Heute ist der 6.03.2026, und in Wolfratshausen ist die Diskussion um die Sanierungsarbeiten am Loisach-Isar-Kanal (LIK) in vollem Gange. Uniper hat mit den Arbeiten begonnen, und die Befürchtungen, dass die Stadt ein wichtiges Erholungsgebiet verlieren könnte, sind groß. Die Wolfratshauser Liste hat eine Petition an den bayerischen Landtag initiiert, in der sie fordert: „Hände weg vom Kanal zwischen Farchet und Waldram“. Der Grund für diese Petition liegt in der Zerstörung der Vegetation im ersten Sanierungsabschnitt bei Gelting. Die Initiative möchte den ökologisch wertvollen Baum- und Strauchbestand erhalten.

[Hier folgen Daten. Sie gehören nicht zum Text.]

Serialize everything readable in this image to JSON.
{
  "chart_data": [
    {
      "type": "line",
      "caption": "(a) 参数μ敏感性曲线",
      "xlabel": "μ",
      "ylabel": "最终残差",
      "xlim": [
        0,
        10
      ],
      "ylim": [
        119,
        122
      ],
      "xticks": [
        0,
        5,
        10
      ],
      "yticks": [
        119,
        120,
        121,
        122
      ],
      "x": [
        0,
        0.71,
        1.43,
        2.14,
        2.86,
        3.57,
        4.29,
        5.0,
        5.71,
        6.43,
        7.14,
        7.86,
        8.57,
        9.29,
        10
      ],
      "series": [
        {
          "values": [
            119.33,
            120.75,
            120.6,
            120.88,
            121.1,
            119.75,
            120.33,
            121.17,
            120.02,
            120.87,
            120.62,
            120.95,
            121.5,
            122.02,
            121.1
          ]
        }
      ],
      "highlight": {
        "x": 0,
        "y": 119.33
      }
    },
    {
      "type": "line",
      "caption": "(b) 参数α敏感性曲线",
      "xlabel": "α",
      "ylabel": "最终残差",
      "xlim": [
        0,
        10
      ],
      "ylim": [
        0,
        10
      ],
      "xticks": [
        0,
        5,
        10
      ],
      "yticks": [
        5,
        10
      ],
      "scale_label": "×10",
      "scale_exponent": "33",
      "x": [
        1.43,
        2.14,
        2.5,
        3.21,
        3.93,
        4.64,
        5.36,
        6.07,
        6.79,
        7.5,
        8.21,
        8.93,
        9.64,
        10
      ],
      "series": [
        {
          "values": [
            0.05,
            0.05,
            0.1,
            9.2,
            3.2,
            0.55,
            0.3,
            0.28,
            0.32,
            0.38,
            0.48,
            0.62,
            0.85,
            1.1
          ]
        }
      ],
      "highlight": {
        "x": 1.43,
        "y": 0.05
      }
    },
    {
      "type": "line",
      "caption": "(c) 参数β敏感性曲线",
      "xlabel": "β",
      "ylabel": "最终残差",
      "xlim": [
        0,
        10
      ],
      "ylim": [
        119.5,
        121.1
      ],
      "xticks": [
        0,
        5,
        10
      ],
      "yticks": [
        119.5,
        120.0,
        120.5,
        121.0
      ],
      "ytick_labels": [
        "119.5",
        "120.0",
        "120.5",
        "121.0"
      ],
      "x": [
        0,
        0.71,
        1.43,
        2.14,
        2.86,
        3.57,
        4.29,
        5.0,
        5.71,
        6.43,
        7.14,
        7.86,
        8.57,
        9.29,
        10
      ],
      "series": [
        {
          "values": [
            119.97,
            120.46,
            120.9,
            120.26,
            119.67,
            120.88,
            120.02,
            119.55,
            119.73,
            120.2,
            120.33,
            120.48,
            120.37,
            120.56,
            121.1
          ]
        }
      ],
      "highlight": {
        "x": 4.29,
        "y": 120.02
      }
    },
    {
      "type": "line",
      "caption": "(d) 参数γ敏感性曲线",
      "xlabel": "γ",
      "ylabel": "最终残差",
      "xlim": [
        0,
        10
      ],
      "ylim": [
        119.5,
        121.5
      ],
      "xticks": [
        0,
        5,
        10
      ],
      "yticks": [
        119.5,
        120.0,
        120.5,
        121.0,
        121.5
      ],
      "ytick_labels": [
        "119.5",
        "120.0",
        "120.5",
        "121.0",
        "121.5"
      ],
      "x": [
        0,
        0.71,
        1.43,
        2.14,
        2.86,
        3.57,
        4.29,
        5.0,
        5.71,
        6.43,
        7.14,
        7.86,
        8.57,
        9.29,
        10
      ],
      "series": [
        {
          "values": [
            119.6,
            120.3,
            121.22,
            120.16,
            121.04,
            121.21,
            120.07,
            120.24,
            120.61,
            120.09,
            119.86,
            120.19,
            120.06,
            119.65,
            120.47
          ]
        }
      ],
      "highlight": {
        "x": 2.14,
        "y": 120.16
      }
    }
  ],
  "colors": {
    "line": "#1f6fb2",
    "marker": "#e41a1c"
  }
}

In der lokalen Politik sorgt dies für hitzige Debatten. Hans Schmidt, Umwelt- und Klimareferent von den Grünen, bezeichnet die Petition als „pure Demagogie“. Er betont, dass Uniper zugesichert hat, die Ufervegetation zwischen Farchet und Waldram nicht anzugreifen, sondern sich auf die Abdichtung der Kanalsohle zu konzentrieren. Dennoch gibt es Proteste von Anwohnern, die wegen der Fällungen von Bäumen während der Sanierung verärgert sind. In einer Stadtratssitzung im November 2025 wurden weitere Sanierungsarbeiten im zweiten Bauabschnitt vorgestellt, und der Bürgermeisterkandidat der Wolfratshauser Liste, Manfred Fleischer, sieht die Maßnahmen als ernsthafte Bedrohung für das Biotop.
Umweltschutz und Bürgerengagement
Die Diskussion über die Sanierung wird von den Anwohnern, Joggern, Radfahrern und Hundebesitzern, die den Kanal als Lebens- und Erholungsraum schätzen, intensiv verfolgt. Fleischer kritisiert die Rodungen als „Naturzerstörung mit Steuergeldern“ und berichtet von über 260 Unterschriften, die für die Petition gesammelt wurden. Die Unterschriftensammlung läuft weiterhin ohne festgelegtes Enddatum, und die Rücklaufquote sei laut Fleischer bereits hoch.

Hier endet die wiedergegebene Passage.